Il processo di riforma Meccanismo europeo di stabilità (Mes) non è stato perfezionato nella riunione odierna dell’Eurogruppo. “L’Italia”, che è alle prese con l’emergenza da Covid-19, “non ne vuole discutere”, ha spiegato in giornata all’Adnkronos una fonte diplomatica europea, segnalando come il governo Conte abbia recepito i desiderata del Movimento cinque stelle e dell’intera opposizione di centrodestra, compatti nel chiedere di rimandare, se non addirittura di bloccare, l’iter di riforma del “fondo salva-Stati”.

Particolarmente decisa la campagna politica-mediatica di Giorgia Meloni, che in un videomessaggio capace di ottenere oltre 7 milioni di visualizzazioni ha chiesto al governo italiano compattezza nel porre un freno alla riforma del Mes. Ottenendo, stando alle indiscrezioni accumulate in giornata, soddisfazione.

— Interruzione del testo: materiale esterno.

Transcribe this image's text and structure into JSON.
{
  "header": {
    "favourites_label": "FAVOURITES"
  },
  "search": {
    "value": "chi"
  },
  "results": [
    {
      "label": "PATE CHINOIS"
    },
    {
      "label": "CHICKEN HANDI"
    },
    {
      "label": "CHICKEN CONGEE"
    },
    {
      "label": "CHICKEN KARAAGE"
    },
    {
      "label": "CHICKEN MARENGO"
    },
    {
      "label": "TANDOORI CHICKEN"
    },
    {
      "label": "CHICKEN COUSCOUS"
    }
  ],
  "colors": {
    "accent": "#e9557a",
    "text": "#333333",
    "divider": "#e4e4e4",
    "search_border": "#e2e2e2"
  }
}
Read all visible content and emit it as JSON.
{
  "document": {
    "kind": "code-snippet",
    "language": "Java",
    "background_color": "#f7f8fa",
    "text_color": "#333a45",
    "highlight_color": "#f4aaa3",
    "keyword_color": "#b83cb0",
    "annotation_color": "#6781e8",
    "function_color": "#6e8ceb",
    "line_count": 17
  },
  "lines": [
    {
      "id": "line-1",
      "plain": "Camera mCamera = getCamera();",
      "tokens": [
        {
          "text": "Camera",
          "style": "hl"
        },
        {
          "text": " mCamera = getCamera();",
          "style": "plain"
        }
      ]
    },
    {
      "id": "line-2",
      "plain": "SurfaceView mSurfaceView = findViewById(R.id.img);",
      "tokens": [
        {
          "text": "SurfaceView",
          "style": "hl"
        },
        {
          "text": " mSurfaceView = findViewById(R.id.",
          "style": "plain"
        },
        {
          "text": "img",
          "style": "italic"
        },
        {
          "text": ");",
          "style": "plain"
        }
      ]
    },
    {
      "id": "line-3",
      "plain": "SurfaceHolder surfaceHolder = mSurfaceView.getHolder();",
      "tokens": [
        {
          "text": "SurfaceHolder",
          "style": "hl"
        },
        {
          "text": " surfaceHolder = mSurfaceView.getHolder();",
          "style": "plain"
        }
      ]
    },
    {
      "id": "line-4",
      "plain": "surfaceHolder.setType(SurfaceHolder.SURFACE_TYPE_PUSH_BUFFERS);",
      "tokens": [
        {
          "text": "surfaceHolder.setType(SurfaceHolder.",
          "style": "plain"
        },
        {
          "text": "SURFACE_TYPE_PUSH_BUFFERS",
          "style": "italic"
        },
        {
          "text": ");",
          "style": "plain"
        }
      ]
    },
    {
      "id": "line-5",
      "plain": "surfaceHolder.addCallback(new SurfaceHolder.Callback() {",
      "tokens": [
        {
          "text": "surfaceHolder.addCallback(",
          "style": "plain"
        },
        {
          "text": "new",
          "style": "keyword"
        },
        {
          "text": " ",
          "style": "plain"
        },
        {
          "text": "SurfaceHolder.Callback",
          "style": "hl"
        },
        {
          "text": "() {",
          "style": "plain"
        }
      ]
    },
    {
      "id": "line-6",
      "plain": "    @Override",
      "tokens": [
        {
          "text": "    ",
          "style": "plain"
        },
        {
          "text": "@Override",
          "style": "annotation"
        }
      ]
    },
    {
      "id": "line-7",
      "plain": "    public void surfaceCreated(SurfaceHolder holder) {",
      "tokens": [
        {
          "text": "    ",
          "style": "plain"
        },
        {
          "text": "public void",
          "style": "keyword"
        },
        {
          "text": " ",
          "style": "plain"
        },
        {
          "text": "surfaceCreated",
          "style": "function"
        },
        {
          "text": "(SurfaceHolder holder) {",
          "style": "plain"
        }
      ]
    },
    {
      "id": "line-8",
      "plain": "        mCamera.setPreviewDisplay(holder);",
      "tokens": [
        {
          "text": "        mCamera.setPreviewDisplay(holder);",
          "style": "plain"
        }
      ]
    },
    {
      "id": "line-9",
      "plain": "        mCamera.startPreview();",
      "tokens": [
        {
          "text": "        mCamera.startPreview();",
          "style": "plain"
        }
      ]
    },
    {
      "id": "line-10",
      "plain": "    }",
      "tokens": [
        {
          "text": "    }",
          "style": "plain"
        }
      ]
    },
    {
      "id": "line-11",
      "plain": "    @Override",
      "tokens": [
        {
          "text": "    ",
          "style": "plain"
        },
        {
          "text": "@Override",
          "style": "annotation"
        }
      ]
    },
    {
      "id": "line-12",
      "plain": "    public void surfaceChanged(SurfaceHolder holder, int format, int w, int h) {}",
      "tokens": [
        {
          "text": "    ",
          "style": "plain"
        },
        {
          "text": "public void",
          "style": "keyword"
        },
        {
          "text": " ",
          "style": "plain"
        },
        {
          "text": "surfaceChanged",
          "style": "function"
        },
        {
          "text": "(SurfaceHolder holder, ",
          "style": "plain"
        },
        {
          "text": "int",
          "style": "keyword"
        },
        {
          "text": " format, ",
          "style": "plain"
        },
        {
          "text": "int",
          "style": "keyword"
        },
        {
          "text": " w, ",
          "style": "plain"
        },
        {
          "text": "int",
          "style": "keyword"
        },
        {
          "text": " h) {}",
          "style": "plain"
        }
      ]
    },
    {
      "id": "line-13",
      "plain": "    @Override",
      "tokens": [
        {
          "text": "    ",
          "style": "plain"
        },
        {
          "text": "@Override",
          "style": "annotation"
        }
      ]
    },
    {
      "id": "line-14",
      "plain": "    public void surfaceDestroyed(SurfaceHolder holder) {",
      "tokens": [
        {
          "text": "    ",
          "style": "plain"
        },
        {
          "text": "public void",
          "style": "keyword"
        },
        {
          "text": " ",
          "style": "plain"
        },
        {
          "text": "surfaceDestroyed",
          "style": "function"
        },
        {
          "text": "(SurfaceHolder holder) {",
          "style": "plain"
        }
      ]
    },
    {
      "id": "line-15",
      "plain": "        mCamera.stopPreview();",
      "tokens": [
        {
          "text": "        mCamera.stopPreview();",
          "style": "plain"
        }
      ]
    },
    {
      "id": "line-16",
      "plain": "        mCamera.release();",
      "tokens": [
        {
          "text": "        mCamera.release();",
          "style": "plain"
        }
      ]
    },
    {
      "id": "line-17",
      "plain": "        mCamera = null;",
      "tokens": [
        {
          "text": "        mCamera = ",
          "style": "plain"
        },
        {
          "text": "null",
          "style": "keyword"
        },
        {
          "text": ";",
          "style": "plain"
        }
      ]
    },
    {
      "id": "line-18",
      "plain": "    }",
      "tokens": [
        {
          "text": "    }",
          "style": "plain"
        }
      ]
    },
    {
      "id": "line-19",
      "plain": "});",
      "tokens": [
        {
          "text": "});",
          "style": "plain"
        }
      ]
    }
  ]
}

Già in precedenza l’agenda del meeting telematico tra i ministri dell’Economia dell’area euro era stata rivoluzionata, mettendo proprio le risposte all’emergenza davanti alle discussioni sul Mes, ridotte a “miscellanea” dopo il dibattito sul coronavirus. Il Mes, da indispensabile strumento di salvezza per economie precipitate in crisi debitorie o insolvenze da scenari di tensione come quello attuale, è stato retrocesso a accessorio, a strumento non essenziale. Il che dà un’idea della vacuità di molti dibattiti sulla sua natura di strumento risolutore.

La riforma del Mes, vincolante l’erogazione di aiuti economici da parte del fondo al rispetto dei parametri di bilancio e alla scelta dello Stato richiedente di accettare il commissariamento del suo debito pubblico e l’applicazione preventiva dei famosi “pacchetti” di misure di austerità già implementati dalla Troika, si dimostra un atto politico e simbolico prima ancora che realmente strumentale alla governance europea. Consolidando in un accordo tenuto esterno ai trattati la pervasività delle regole, esso avrebbe consolidato il mantra del rigore, dell’austerità, della disciplina di bilancio contro qualsiasi politica pro-crescita e pro-lavoro nell’Eurozona. Una riforma che un gruppo di illustri economisti in un manifesto ha definito, per l’Italia, “inutile: non ne abbiamo bisogno e comunque ricorrervi peggiorerebbe la nostra situazione”.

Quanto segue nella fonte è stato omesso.